Causal chain analysis is already useful enough in daily life, and can help us deal with various affairs in life and work well
But being obsessed with causal chain analysis in financial market transactions will cause big problems
After each market surge or plunge, the media/traders habitually attribute it to one or more reasons. For example, the A-share market attributes the recent plunge to the outflow of northbound funds, and the crypto market attributes the recent plunge to Musk's SpaceX company clearing out Bitcoin.
Then, we try our best to find a certain event and market trend, trying to grasp the causal law to arbitrage, which is a kind of unrealistic behavior in trading thinking.
Trading in the financial market means that we as individuals face the uncertainty of the real world, and we should use probability correlation analysis methods to understand it.
Financial time series methods are also serious subjects. Interested students can go to YouTube or Bilibili to learn.
Introductory financial time series methods include AR and MR. I have explained this analysis method in detail in previous tweets, so I will not repeat it here.
3. From Narrative Maximal Analysis to Epidemiological Analysis
The crypto industry is deeply influenced by the two best-selling books "Animal Spirits" and "Narrative Economics", and generally believes in narrative maximalism. I am one of them
Whenever I see narratives such as decentralization, web3, paradigm revolution, new primitives, stratification, fairness, etc. in white papers, I can't help but get excited.
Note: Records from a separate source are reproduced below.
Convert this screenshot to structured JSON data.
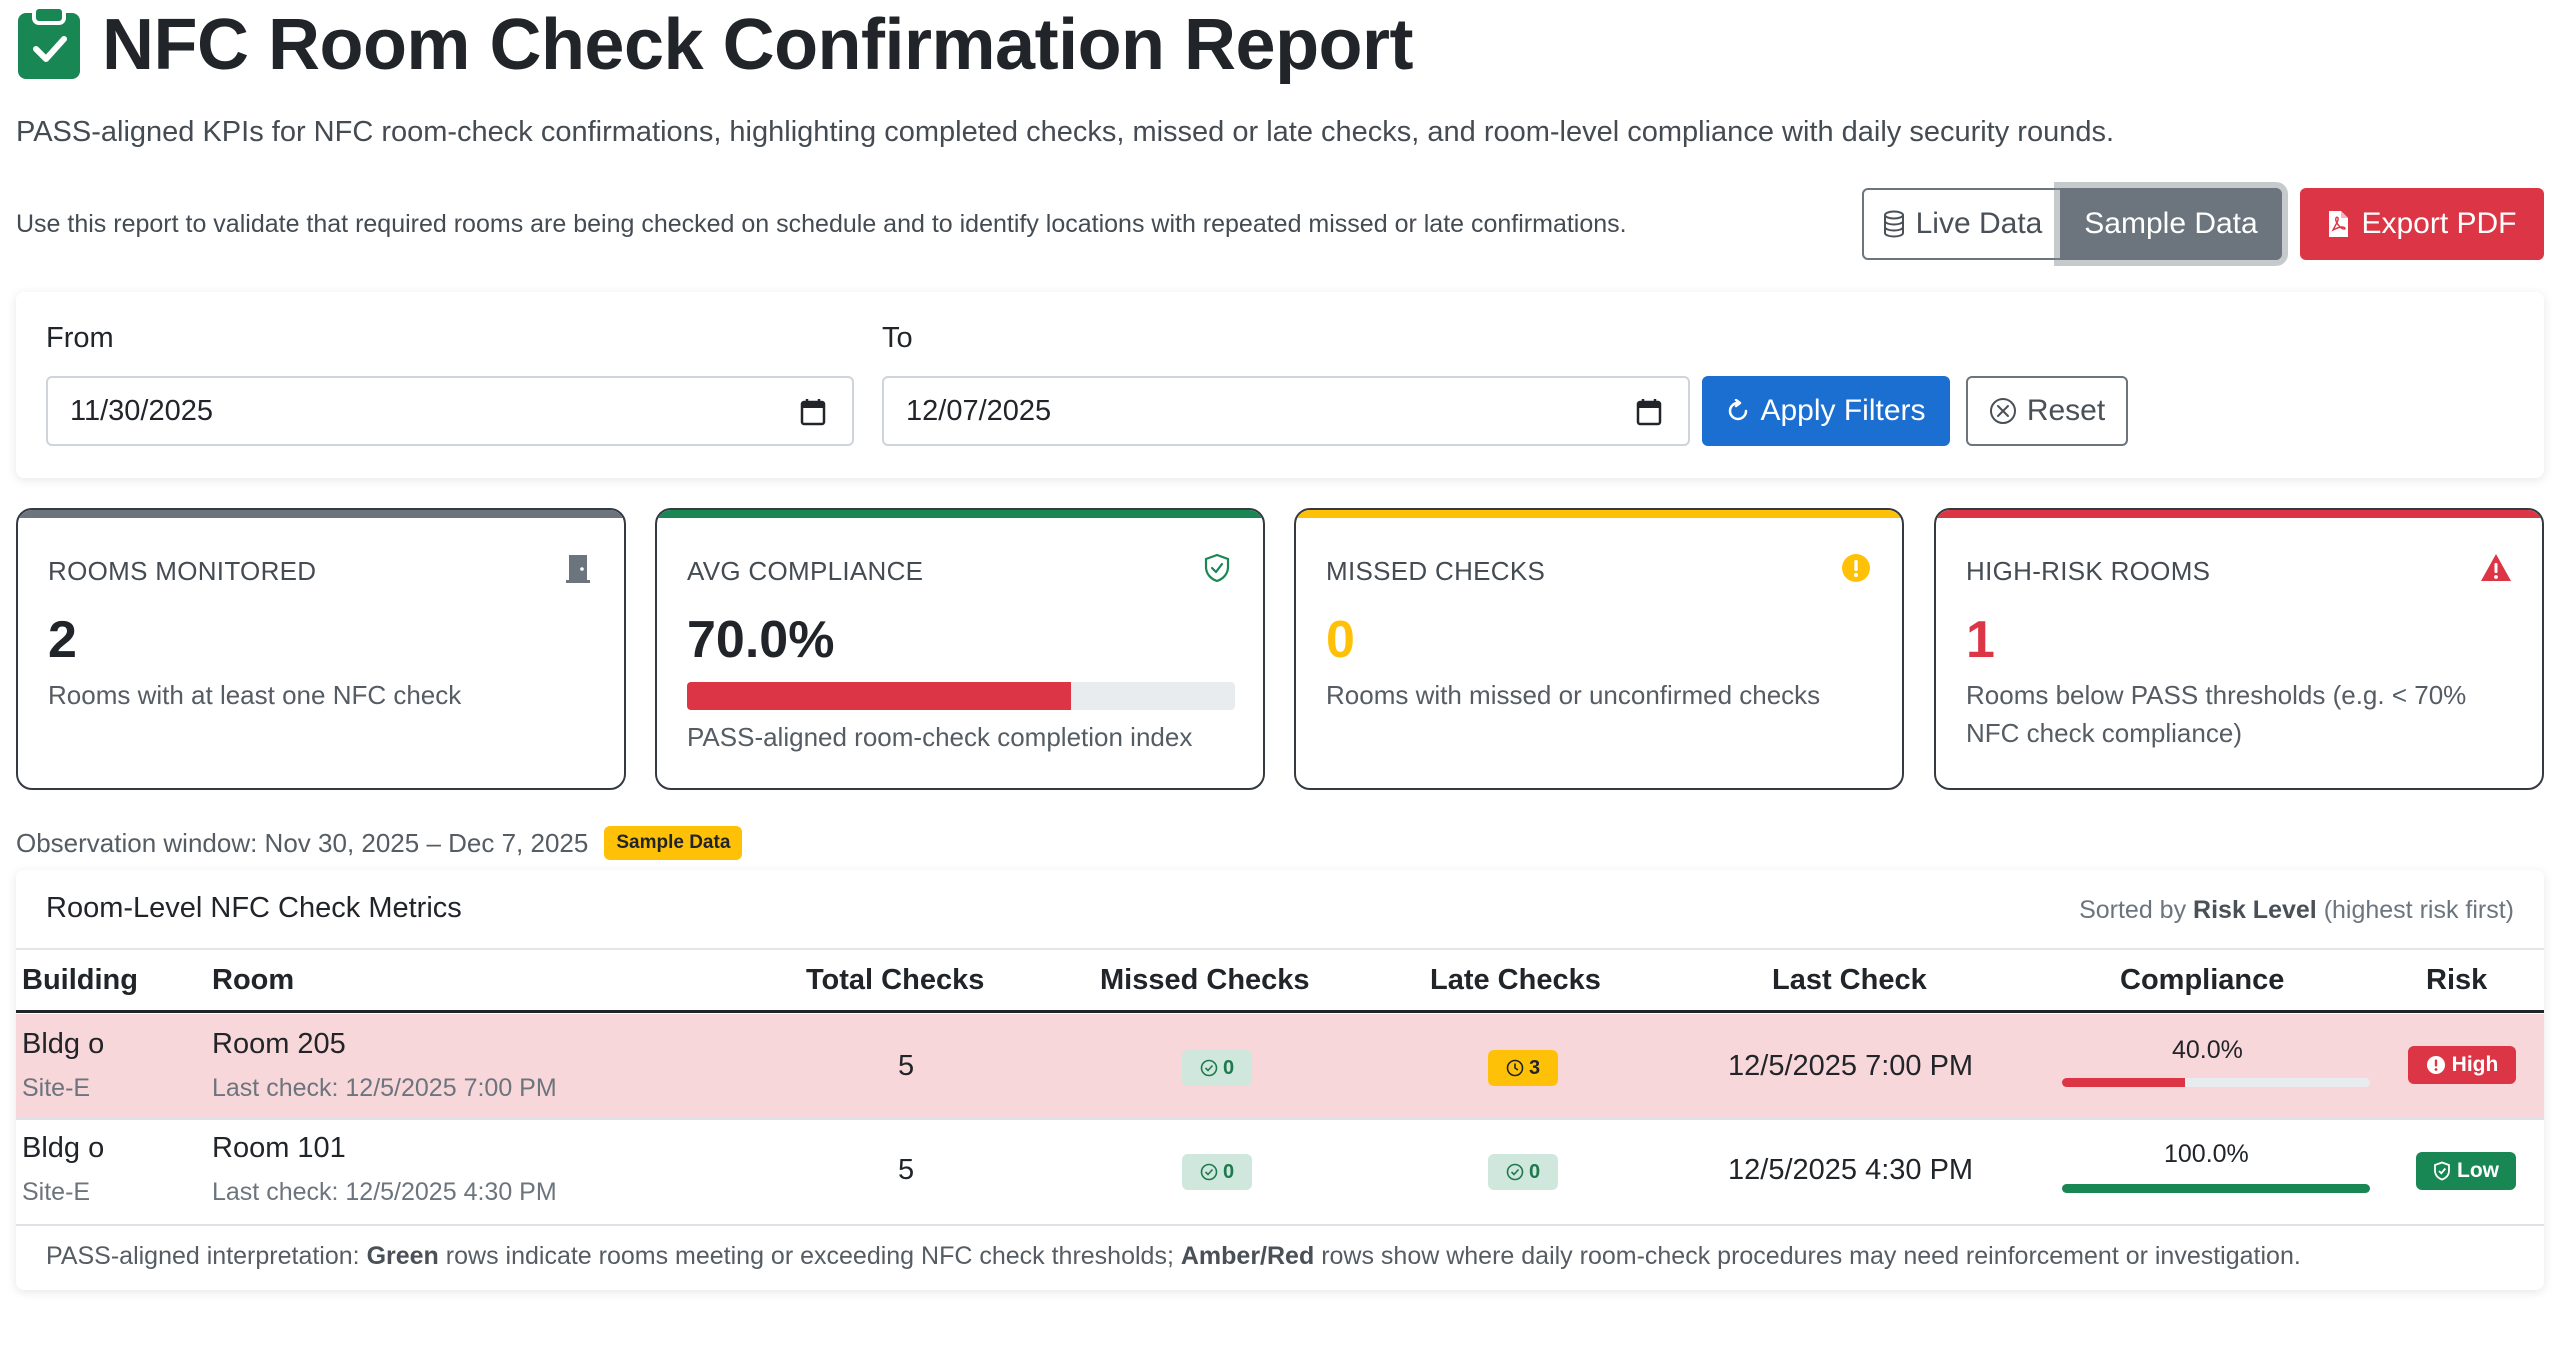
{
  "header": {
    "title": "NFC Room Check Confirmation Report",
    "subtitle": "PASS-aligned KPIs for NFC room-check confirmations, highlighting completed checks, missed or late checks, and room-level compliance with daily security rounds.",
    "description": "Use this report to validate that required rooms are being checked on schedule and to identify locations with repeated missed or late confirmations.",
    "icon": "clipboard-check-icon"
  },
  "toolbar": {
    "live_label": "Live Data",
    "sample_label": "Sample Data",
    "export_label": "Export PDF"
  },
  "filters": {
    "from_label": "From",
    "from_value": "11/30/2025",
    "to_label": "To",
    "to_value": "12/07/2025",
    "apply_label": "Apply Filters",
    "reset_label": "Reset"
  },
  "kpis": [
    {
      "label": "ROOMS MONITORED",
      "value": "2",
      "sub": "Rooms with at least one NFC check",
      "color": "#6c757d",
      "icon": "door-icon"
    },
    {
      "label": "AVG COMPLIANCE",
      "value": "70.0%",
      "sub": "PASS-aligned room-check completion index",
      "color": "#198754",
      "icon": "shield-check-icon",
      "progress": 0.7
    },
    {
      "label": "MISSED CHECKS",
      "value": "0",
      "sub": "Rooms with missed or unconfirmed checks",
      "color": "#ffc107",
      "icon": "exclamation-circle-icon"
    },
    {
      "label": "HIGH-RISK ROOMS",
      "value": "1",
      "sub": "Rooms below PASS thresholds (e.g. < 70% NFC check compliance)",
      "color": "#dc3545",
      "icon": "warning-triangle-icon"
    }
  ],
  "observation": {
    "text": "Observation window: Nov 30, 2025 – Dec 7, 2025",
    "badge": "Sample Data"
  },
  "table": {
    "title": "Room-Level NFC Check Metrics",
    "sort_prefix": "Sorted by",
    "sort_field": "Risk Level",
    "sort_suffix": "(highest risk first)",
    "columns": [
      "Building",
      "Room",
      "Total Checks",
      "Missed Checks",
      "Late Checks",
      "Last Check",
      "Compliance",
      "Risk"
    ],
    "rows": [
      {
        "building": "Bldg o",
        "site": "Site-E",
        "room": "Room 205",
        "last_check_sub": "Last check: 12/5/2025 7:00 PM",
        "total": "5",
        "missed": "0",
        "late": "3",
        "last_check": "12/5/2025 7:00 PM",
        "compliance": "40.0%",
        "compliance_value": 0.4,
        "risk": "High"
      },
      {
        "building": "Bldg o",
        "site": "Site-E",
        "room": "Room 101",
        "last_check_sub": "Last check: 12/5/2025 4:30 PM",
        "total": "5",
        "missed": "0",
        "late": "0",
        "last_check": "12/5/2025 4:30 PM",
        "compliance": "100.0%",
        "compliance_value": 1.0,
        "risk": "Low"
      }
    ],
    "footer_prefix": "PASS-aligned interpretation:",
    "footer_green": "Green",
    "footer_mid": "rows indicate rooms meeting or exceeding NFC check thresholds;",
    "footer_amber": "Amber",
    "footer_slash": "/",
    "footer_red": "Red",
    "footer_end": "rows show where daily room-check procedures may need reinforcement or investigation."
  }
}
I have a sense of honor and sacredness of participating in a great historical process, and then I begin to equate the narrative of the project with the value of the project
Web3 projects from India are very good at taking advantage of this, such as Polygon's "Internet Value Layer" narrative and ZkSync's "ZK Magna Carta" narrative. They are very good at manipulating the crypto industry's collective unconscious obsession with narratives to start the valuation growth flywheel
Those who believe in narrative maximalism are easily exploited by large, empty projects with no practical utility, such as modular public chains, ZK shared security, etc.
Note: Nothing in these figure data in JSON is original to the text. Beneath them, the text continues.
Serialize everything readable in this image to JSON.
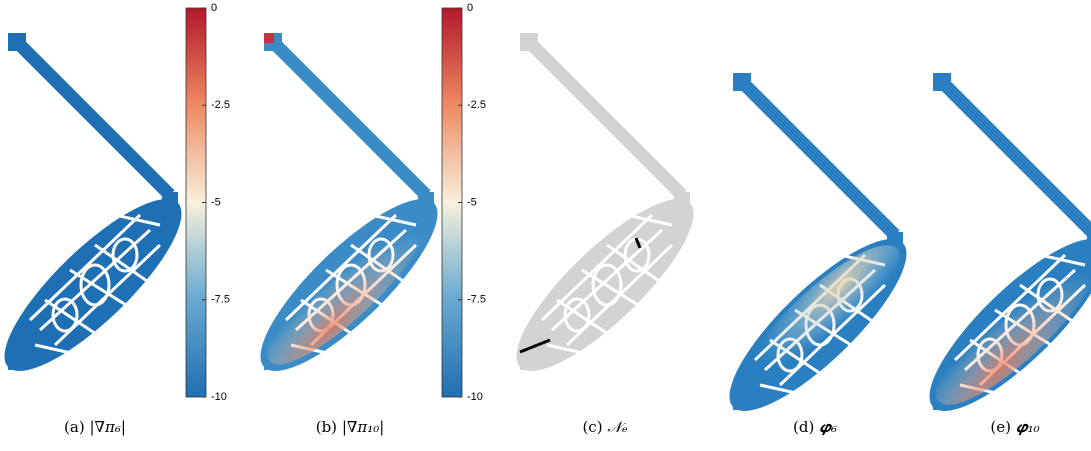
{
  "panels": [
    {
      "label": "(a)",
      "caption": "|∇π₆|"
    },
    {
      "label": "(b)",
      "caption": "|∇π₁₀|"
    },
    {
      "label": "(c)",
      "caption": "𝒩ₑ"
    },
    {
      "label": "(d)",
      "caption": "𝝋₆"
    },
    {
      "label": "(e)",
      "caption": "𝝋₁₀"
    }
  ],
  "colorbars": [
    {
      "range": [
        -10,
        0
      ],
      "ticks": [
        0,
        -2.5,
        -5,
        -7.5,
        -10
      ]
    },
    {
      "range": [
        -10,
        0
      ],
      "ticks": [
        0,
        -2.5,
        -5,
        -7.5,
        -10
      ]
    }
  ]
}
So we have to make up for it with epidemiological analysis methods. In fact, the book "Narrative Economics" also spends a lot of space using epidemiology to analyze how narrative drives the economy.
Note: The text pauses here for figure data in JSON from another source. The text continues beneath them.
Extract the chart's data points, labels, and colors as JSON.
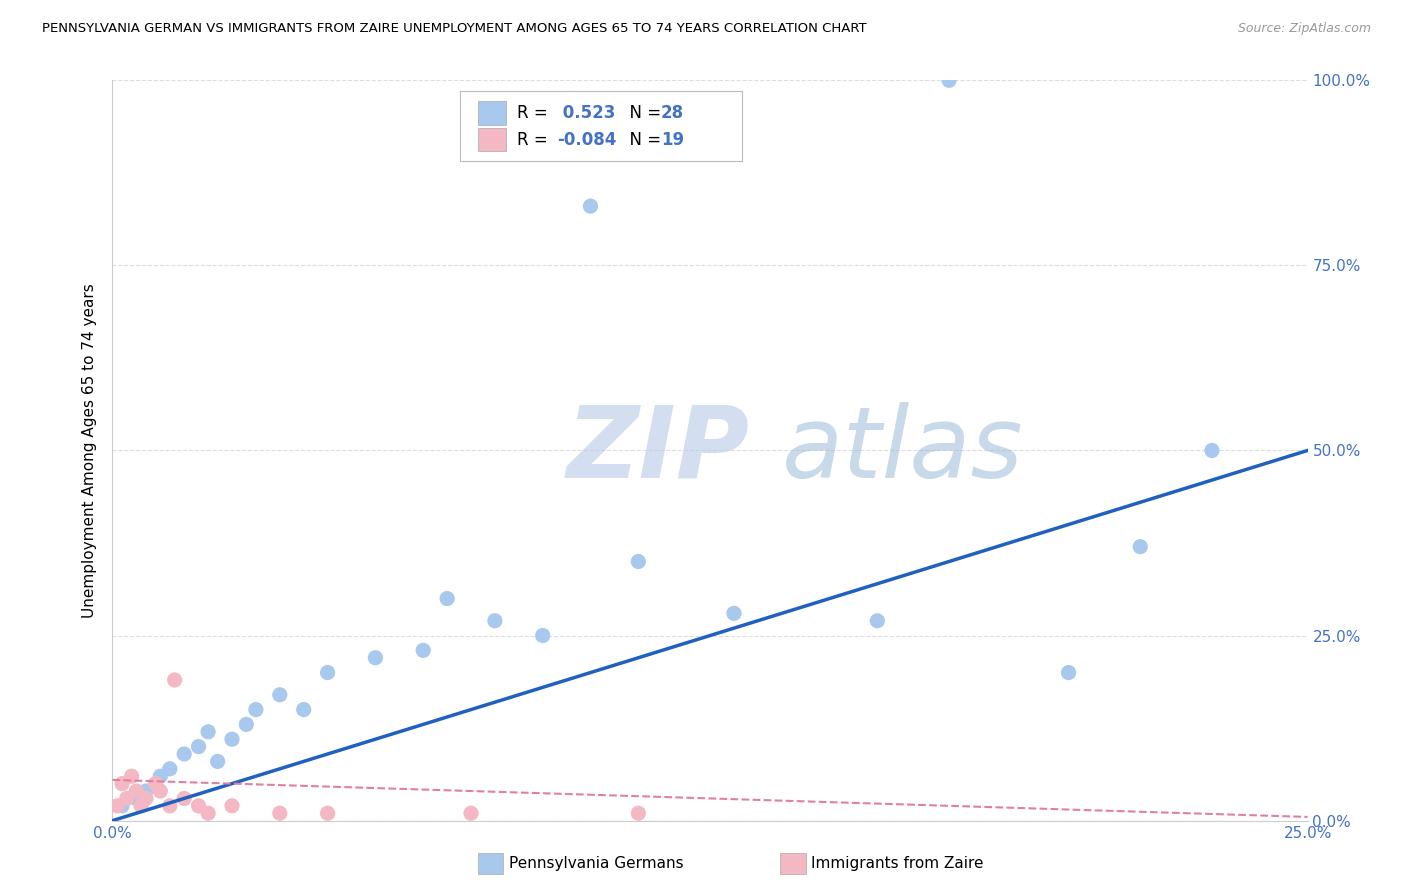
{
  "title": "PENNSYLVANIA GERMAN VS IMMIGRANTS FROM ZAIRE UNEMPLOYMENT AMONG AGES 65 TO 74 YEARS CORRELATION CHART",
  "source": "Source: ZipAtlas.com",
  "ylabel": "Unemployment Among Ages 65 to 74 years",
  "xlim": [
    0.0,
    0.25
  ],
  "ylim": [
    0.0,
    1.0
  ],
  "xticks": [
    0.0,
    0.05,
    0.1,
    0.15,
    0.2,
    0.25
  ],
  "xtick_labels": [
    "0.0%",
    "",
    "",
    "",
    "",
    "25.0%"
  ],
  "yticks": [
    0.0,
    0.25,
    0.5,
    0.75,
    1.0
  ],
  "ytick_labels": [
    "0.0%",
    "25.0%",
    "50.0%",
    "75.0%",
    "100.0%"
  ],
  "blue_color": "#A8C8EE",
  "pink_color": "#F4B8C4",
  "blue_line_color": "#2060C0",
  "pink_line_color": "#E080A0",
  "axis_tick_color": "#4472C4",
  "right_label_color": "#4472C4",
  "legend_r_color": "#4472C4",
  "watermark": "ZIPatlas",
  "watermark_zip_color": "#B8C8E8",
  "watermark_atlas_color": "#9BBBD8",
  "series1_name": "Pennsylvania Germans",
  "series2_name": "Immigrants from Zaire",
  "blue_R": 0.523,
  "blue_N": 28,
  "pink_R": -0.084,
  "pink_N": 19,
  "blue_x": [
    0.002,
    0.005,
    0.007,
    0.01,
    0.012,
    0.015,
    0.018,
    0.02,
    0.022,
    0.025,
    0.028,
    0.03,
    0.035,
    0.04,
    0.045,
    0.055,
    0.065,
    0.07,
    0.08,
    0.09,
    0.1,
    0.11,
    0.13,
    0.16,
    0.175,
    0.2,
    0.215,
    0.23
  ],
  "blue_y": [
    0.02,
    0.03,
    0.04,
    0.06,
    0.07,
    0.09,
    0.1,
    0.12,
    0.08,
    0.11,
    0.13,
    0.15,
    0.17,
    0.15,
    0.2,
    0.22,
    0.23,
    0.3,
    0.27,
    0.25,
    0.83,
    0.35,
    0.28,
    0.27,
    1.0,
    0.2,
    0.37,
    0.5
  ],
  "pink_x": [
    0.001,
    0.002,
    0.003,
    0.004,
    0.005,
    0.006,
    0.007,
    0.009,
    0.01,
    0.012,
    0.013,
    0.015,
    0.018,
    0.02,
    0.025,
    0.035,
    0.045,
    0.075,
    0.11
  ],
  "pink_y": [
    0.02,
    0.05,
    0.03,
    0.06,
    0.04,
    0.02,
    0.03,
    0.05,
    0.04,
    0.02,
    0.19,
    0.03,
    0.02,
    0.01,
    0.02,
    0.01,
    0.01,
    0.01,
    0.01
  ],
  "blue_line_x0": 0.0,
  "blue_line_y0": 0.0,
  "blue_line_x1": 0.25,
  "blue_line_y1": 0.5,
  "pink_line_x0": 0.0,
  "pink_line_y0": 0.055,
  "pink_line_x1": 0.25,
  "pink_line_y1": 0.005,
  "grid_color": "#DDDDDD",
  "spine_color": "#CCCCCC"
}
Epidemiological analysis is also a serious discipline. Students who are interested can go to YouTube or Bilibili to study on their own.
For analyzing the cryptocurrency circle, we only need to understand the SIR model.
The SIR model is an epidemiological model used to describe the spread of infectious diseases in the population. This model divides the population into three main categories: Susceptible, Infectious, and Recovered
These categories represent different states in the population, and people may move from the Susceptible state to the Infectious state and then to the Recovered state over time
Here is an explanation of the three main categories in the SIR model:
Susceptible: This is the individual in the population who has not yet contracted the disease. They are potentially at risk and may become infected after coming into contact with an infected person
Infectious: This is the individual who has already contracted the disease and they can spread the disease to the Susceptible. Over a period of time, the Infectious may spread the disease and then move to the Recovered state
Recovered: This is the individual who has recovered and is no longer able to transmit the disease. Once an individual recovers, they typically gain immunity to the disease, depending on the nature of the specific disease.
The basic differential equation of the SIR model describes the changing trends among susceptible, infected, and recovered individuals.
To analyze crypto investments using the SIR model, we only need to replace susceptible, infected, and recovered individuals with potential investors, existing investors, and exited investors, respectively.